The passport of Erkan Baş, chairman of the People’s Communist Party of Turkey (HTKP), was seized by Turkish police at an İstanbul airport on Sunday, Sputnik reported.
According to the report Baş arrived at İstanbul Atatürk Airport in the morning for a flight to Moscow to participate the 100th anniversary celebration of the October Revolution. But police seized Baş’s passport as he went through immigration.
“They used to yell all the time ‘Communist, go to Moscow’ … I tried to go once in 100 years, and they seized my passport, I cannot go, I am at Atatürk Airport,” the HTKP leader tweeted on Sunday morning.
According to a report by the pro-government Sabah daily on July 10, Turkish police have seized 4,806 passports and detained 132 people at İstanbul Atatürk Airport as part of investigations into alleged followers of the faith-based Gülen movement, which is accused by the government of organizing a coup attempt on July 15, 2016.
On June 1, the Turkish government revoked the passport of Levent Tüzel, a former pro-Kurdish Peoples’ Democratic Party (HDP) deputy and Central Executive Board member of the leftist Labor Party (EMEP).

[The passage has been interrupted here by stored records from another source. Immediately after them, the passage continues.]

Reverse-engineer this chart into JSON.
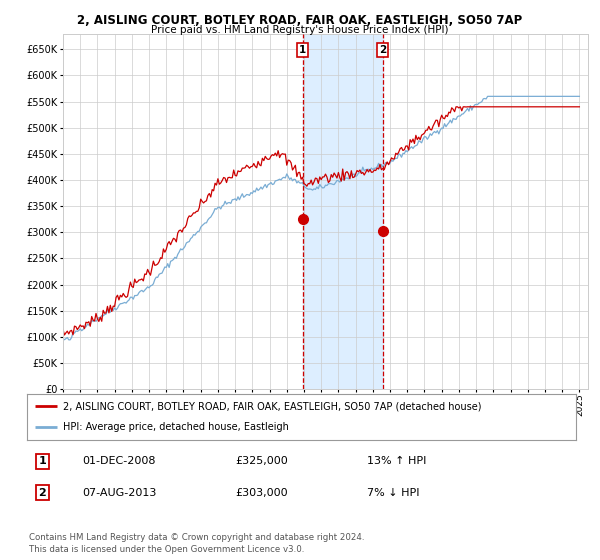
{
  "title1": "2, AISLING COURT, BOTLEY ROAD, FAIR OAK, EASTLEIGH, SO50 7AP",
  "title2": "Price paid vs. HM Land Registry's House Price Index (HPI)",
  "ylim": [
    0,
    680000
  ],
  "yticks": [
    0,
    50000,
    100000,
    150000,
    200000,
    250000,
    300000,
    350000,
    400000,
    450000,
    500000,
    550000,
    600000,
    650000
  ],
  "sale1_date": 2008.92,
  "sale1_price": 325000,
  "sale2_date": 2013.58,
  "sale2_price": 303000,
  "legend_red": "2, AISLING COURT, BOTLEY ROAD, FAIR OAK, EASTLEIGH, SO50 7AP (detached house)",
  "legend_blue": "HPI: Average price, detached house, Eastleigh",
  "annotation1_date": "01-DEC-2008",
  "annotation1_price": "£325,000",
  "annotation1_hpi": "13% ↑ HPI",
  "annotation2_date": "07-AUG-2013",
  "annotation2_price": "£303,000",
  "annotation2_hpi": "7% ↓ HPI",
  "footnote": "Contains HM Land Registry data © Crown copyright and database right 2024.\nThis data is licensed under the Open Government Licence v3.0.",
  "red_color": "#cc0000",
  "blue_color": "#7aadd4",
  "shade_color": "#ddeeff",
  "grid_color": "#cccccc",
  "bg_color": "#ffffff"
}
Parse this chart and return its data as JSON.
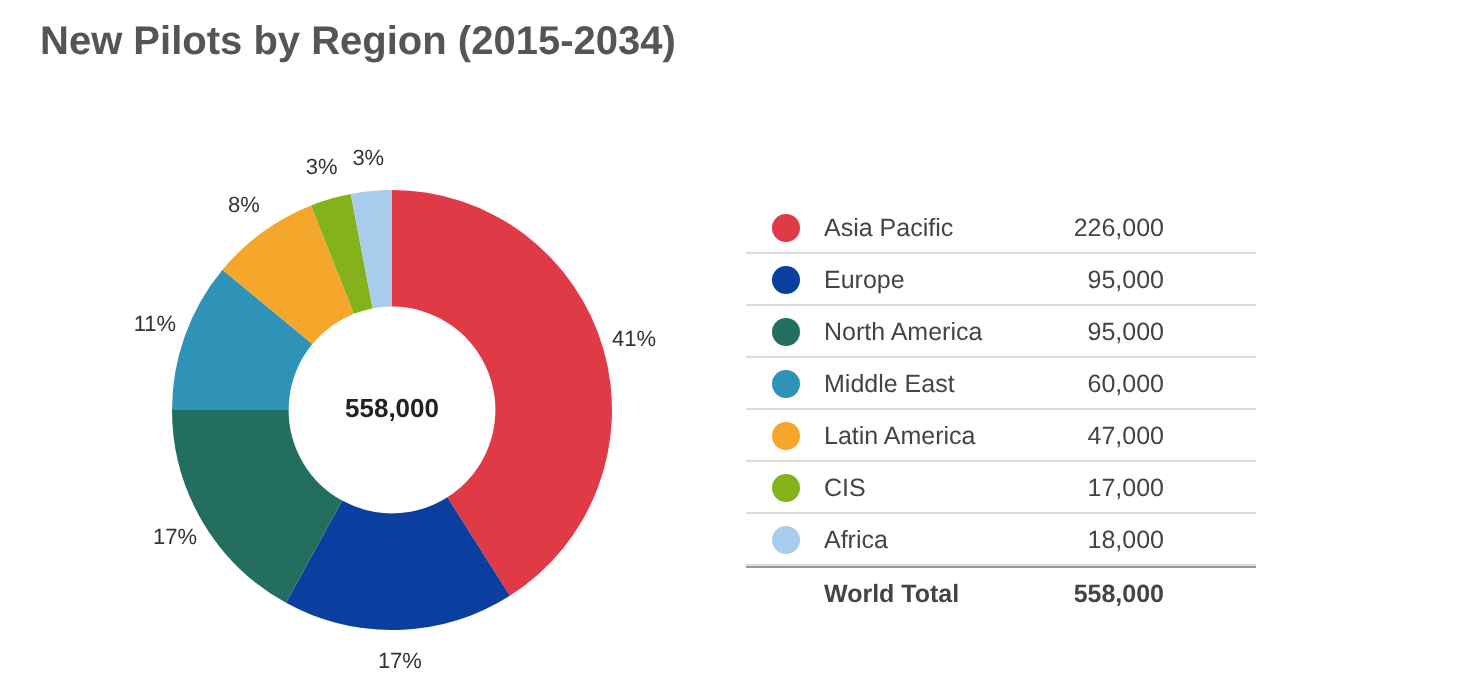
{
  "chart_data": {
    "type": "donut",
    "title": "New Pilots by Region (2015-2034)",
    "categories": [
      "Asia Pacific",
      "Europe",
      "North America",
      "Middle East",
      "Latin America",
      "CIS",
      "Africa"
    ],
    "values": [
      41,
      17,
      17,
      11,
      8,
      3,
      3
    ],
    "colors": [
      "#e03a47",
      "#0a3fa0",
      "#236e5e",
      "#2f93b8",
      "#f5a72c",
      "#84b21a",
      "#a8cdec"
    ],
    "value_labels": [
      "41%",
      "17%",
      "17%",
      "11%",
      "8%",
      "3%",
      "3%"
    ],
    "legend": "right",
    "annotations": [
      "558,000",
      "226,000",
      "95,000",
      "95,000",
      "60,000",
      "47,000",
      "17,000",
      "18,000",
      "World Total",
      "558,000"
    ]
  }
}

On May 20, Oklahoma City Thunder center Enes Kanter’s passport was seized by Romanian police at Henri Coanda Airport upon a request from the Turkish government due to alleged links to the Gülen movement.
On Sept. 5, 2016 the government banned Dilek Dündar, wife of former Editor-in-Chief of the Cumhuriyet daily Can Dündar, from travelling abroad after seizing her passport at an İstanbul airport.
Similarly on Oct. 5 of the same year the government banned journalists Ayşe Yıldırım and Celal Başlangıç from travelling abroad after seizing their passports, also at an airport in İstanbul.
The seizure of passports started in early 2016. In June of that year the passport of Nevin İpek, Koza İpek Holding CEO Akın İpek’s wife, was cancelled after it was allegedly reported lost by someone other than herself.
On Sept. 28, 2016 the passport of former Today’s Zaman reporter Arslan Ayan was confiscated by officials at the Turkish Consulate General in New York City on the grounds that a warrant for his detention was outstanding back in Turkey.
Last year, Belgian police returned the passport of a Turkish citizen since the cancellation of passports by the Turkish government after a July 15 failed coup in Turkey was considered unlawful.
Similarly in April, Romanian police returned the passport of Soner Cesur, a Turkish businessman with investments in Romania, which they seized on March 25 upon a demand made by the Turkish government.